The Black Hand: Leonardo DiCaprio interpreterà lo storico poliziotto Joe Petrosino
Basato sull'omonimo libro di Stephan Talty, il film racconterà la lotta al crimine organizzato portata avanti da Petrosino a New York nei primi anni del '900
Leonardo DiCaprio produrrà ed interpreterà per la Paramount Pictures "The Black Hand", adattamento dell'omonimo libro scritto da Stephan Talty, ancora inedito nel nostro Paese. Il film racconterà la vera storia di Joe Petrosino, ribattezzato "lo Sherlock Holmes italiano", membro della polizia di New York che nei primi anni del Novecento ha condotto una lotta senza quartiere contro la Mano Nera: con questo nome solitamente si indicano quelle bande di immigrati che praticavano l'estorsione all'interno delle comunità italiane nelle città statunitensi agli inizi del XX secolo.
I produttori di "The Black Hand" saranno Jennifer Davisson, Ellen Goldsmith-Vein e Jeremy Bell per la Gotham Group, e Nathaniel Posey per la Appian Way Productions, ovvero la società di DiCaprio. L’ultimo lungometraggio interpretato da DiCaprio è stato “Revenant” di Alejandro González Iñárritu, grazie al quale è finalmente riuscito ad aggiudicarsi l’Oscar come miglior attore protagonista all’edizione 2016. Di recente l’attore è apparso “Punto di non ritorno – Before the flood”, documentario diretto da Fisher Stevens che affronta il tema del cambiamento climatico.
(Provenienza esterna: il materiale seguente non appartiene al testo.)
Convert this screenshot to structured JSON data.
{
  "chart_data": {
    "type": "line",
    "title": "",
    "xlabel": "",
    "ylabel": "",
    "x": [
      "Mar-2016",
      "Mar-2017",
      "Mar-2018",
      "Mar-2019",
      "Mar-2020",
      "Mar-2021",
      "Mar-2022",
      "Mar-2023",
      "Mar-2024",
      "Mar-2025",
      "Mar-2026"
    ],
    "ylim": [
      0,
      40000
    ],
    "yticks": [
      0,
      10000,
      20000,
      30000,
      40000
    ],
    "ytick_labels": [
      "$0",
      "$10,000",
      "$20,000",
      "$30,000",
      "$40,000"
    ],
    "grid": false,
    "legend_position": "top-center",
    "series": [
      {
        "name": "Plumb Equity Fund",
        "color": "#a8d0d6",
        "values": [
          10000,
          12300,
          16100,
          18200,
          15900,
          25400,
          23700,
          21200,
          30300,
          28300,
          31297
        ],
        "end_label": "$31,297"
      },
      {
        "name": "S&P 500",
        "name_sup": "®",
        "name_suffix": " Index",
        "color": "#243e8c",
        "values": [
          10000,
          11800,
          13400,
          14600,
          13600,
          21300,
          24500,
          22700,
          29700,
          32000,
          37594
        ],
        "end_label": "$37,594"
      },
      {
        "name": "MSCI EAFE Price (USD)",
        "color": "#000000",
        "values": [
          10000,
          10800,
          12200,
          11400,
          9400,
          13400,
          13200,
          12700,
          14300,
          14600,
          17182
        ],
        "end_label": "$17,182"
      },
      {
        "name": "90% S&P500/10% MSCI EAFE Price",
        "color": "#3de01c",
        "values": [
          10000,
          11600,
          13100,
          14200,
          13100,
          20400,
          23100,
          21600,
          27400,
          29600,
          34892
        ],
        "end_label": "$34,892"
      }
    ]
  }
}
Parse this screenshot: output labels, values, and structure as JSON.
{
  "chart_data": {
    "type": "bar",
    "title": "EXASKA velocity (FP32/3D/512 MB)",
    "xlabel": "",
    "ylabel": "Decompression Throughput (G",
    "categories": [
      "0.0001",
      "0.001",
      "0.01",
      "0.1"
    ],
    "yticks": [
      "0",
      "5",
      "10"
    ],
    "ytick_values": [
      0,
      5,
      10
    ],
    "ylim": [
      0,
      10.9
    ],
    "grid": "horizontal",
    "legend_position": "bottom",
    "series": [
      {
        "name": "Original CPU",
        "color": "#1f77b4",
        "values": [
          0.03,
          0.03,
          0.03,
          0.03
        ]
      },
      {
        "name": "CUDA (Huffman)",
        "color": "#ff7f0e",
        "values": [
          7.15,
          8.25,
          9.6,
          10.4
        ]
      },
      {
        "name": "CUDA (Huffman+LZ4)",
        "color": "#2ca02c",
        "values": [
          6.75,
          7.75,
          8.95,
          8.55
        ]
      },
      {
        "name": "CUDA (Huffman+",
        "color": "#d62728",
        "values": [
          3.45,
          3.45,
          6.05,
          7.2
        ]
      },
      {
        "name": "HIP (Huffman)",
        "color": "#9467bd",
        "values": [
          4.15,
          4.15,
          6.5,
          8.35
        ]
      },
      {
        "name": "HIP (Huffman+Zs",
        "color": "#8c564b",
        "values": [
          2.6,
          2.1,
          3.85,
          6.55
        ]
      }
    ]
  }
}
Oltre a Joe Petrosino, prossimamente interpreterà anche Sam Phillips, pioniere dell’industria musicale degli anni ‘50 che ha contribuito a lanciare Elvis Presley, Johnny Cash, e Jerry Lee Lewis.
Una decina d’anni prima de “Il Padrino” e “Mean Streets”, c’era “Pagare o Morire”, uno spietato film in bianco e nero che raccontava la battaglia di Joe Petrosino (che in quell’occasione aveva il volto di Ernest Borgnine) contro gli spietati gangster estorsori della Mano Nera. “Pagare o Morire” non ha lasciato una grande impressione sulla storia del cinema, ma può comunque essere visto come una sorta di “prequel” dei due capolavori citati sopra, proprio come il dominio della Mano Nera viene spesso considerato la fase precedente alla nascita di una vera e propria mafia negli Stati Uniti. Il libro di Stephan Talty (il cui titolo completo è “La Mano Nera: l’epica guerra tra un brillante investigatore e la società segreta più spietata nella storia d’America”) usa uno stile teso, conciso e molto cinematografico per raccontare il racket di rapimenti ed estorsioni tormentava le comunità di immigrati italiani negli Stati Uniti agli inizi del ‘900.
“The Black Hand” ovviamente si sforza molto per fornire un profilo il più possibile dettagliato di Petrosino, un uomo incrollabile nella sua determinazione (Theodore Roosevelt a quanto pare disse di lui che “non sapeva cosa fosse la paura”), che dopo molte difficoltà è riuscito a mettere in piedi una squadra (la cosiddetta “Italian Squad”, che noi oggi chiameremmo una “task force”) di agenti italiani con il preciso scopo di smantellare la Mano Nera, indagando da New York a Palermo. A causa di queste bande, la quotidianità delle “colonie italiane” (così venivano chiamate le comunità di immigrati) era diventata un incubo fatto di bombe, incendi, mutilazioni, massacri e rapimenti di bambini. A tutto questo si aggiungevano il razzismo, e il bigottismo con cui gli immigrati venivano trattati dai “veri” americani; come scrive Talty, “essere italiano in America voleva dire essere già un po’ colpevole”.
Dopo aver assestato una serie di duri colpi al crimine organizzato ed essersi affermato come uno degli agenti più brillanti della polizia di New York, nel 1909 Petrosino è morto in un’imboscata tesagli dalla Mafia a Palermo, dove si trovava in missione top secret. Al suo funerale si contavano circa 250mila persone; Petrosino riposa tutt’ora nel Calvary Cemetery di Woodside, nel Queens.